= Gilbert Aton =

English magnate

Sir Gilbert Aton (died after 10 April 1350), of West Ayton in Yorkshire, was an English landowner, soldier and administrator.

==Origins==
Born before 1289, he was the son and heir of William Aton (died before 1308), of West Ayton, and his wife Isabel, daughter of Sir Simon Vere, of Goxhill and Sproatley, and his wife Ada Bertram.

==Career==

Alleged arms of Gilbert Aton, as displayed in the Boroughbridge Roll (attributed to a tournament during the siege of Berwick in 1319)

Involved from an early age in the wars of King Edward I against the Scots, he was knighted in 1306, on the same day as the future King Edward II, who in 1308 granted him free warren in his inherited lands at Barlby, South Holme and North Holme, Welham in Malton, and Knapton.

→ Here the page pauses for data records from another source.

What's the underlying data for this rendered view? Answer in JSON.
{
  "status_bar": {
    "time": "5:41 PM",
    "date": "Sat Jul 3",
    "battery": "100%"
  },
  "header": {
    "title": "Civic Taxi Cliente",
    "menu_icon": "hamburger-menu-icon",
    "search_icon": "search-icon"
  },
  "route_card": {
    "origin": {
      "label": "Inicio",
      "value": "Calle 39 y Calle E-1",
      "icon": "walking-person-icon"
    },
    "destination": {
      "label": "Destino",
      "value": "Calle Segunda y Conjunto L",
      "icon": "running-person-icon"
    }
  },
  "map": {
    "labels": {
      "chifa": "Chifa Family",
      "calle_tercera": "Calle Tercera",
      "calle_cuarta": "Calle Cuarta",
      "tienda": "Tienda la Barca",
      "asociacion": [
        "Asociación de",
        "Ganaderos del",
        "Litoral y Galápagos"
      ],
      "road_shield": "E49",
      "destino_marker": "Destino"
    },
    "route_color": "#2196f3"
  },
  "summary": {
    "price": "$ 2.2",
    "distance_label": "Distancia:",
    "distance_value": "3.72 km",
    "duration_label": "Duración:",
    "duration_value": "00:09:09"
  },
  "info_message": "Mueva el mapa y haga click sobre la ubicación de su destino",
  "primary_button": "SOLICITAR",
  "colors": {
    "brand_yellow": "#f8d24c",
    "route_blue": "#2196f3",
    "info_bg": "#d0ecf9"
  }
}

When the last Baron Vescy, was killed at the battle of Bannockburn in 1314, he was recognised as heir to his lands at Langton, Wintringham and Malton. The relationship was remote, Vescy being his second cousin twice removed. Part of Vescy's lands went to Antony Bek, the bishop of Durham, including Alnwick Castle which he obtained from the bishop and sold to Henry Percy, 2nd Baron Percy, whose daughter Isabel was married to his son.

As a warrior and landowner on the fringes of the aristocracy, he was summoned three times to the King's Council, in 1324, 1325 and in 1342. He made his will on 10 April 1350, naming as heir his son, to whom he had already transferred some if not all of his property, and asking to be buried at Watton Priory.

==Family==
The name of his wife has not survived and his only known child was his son William Aton.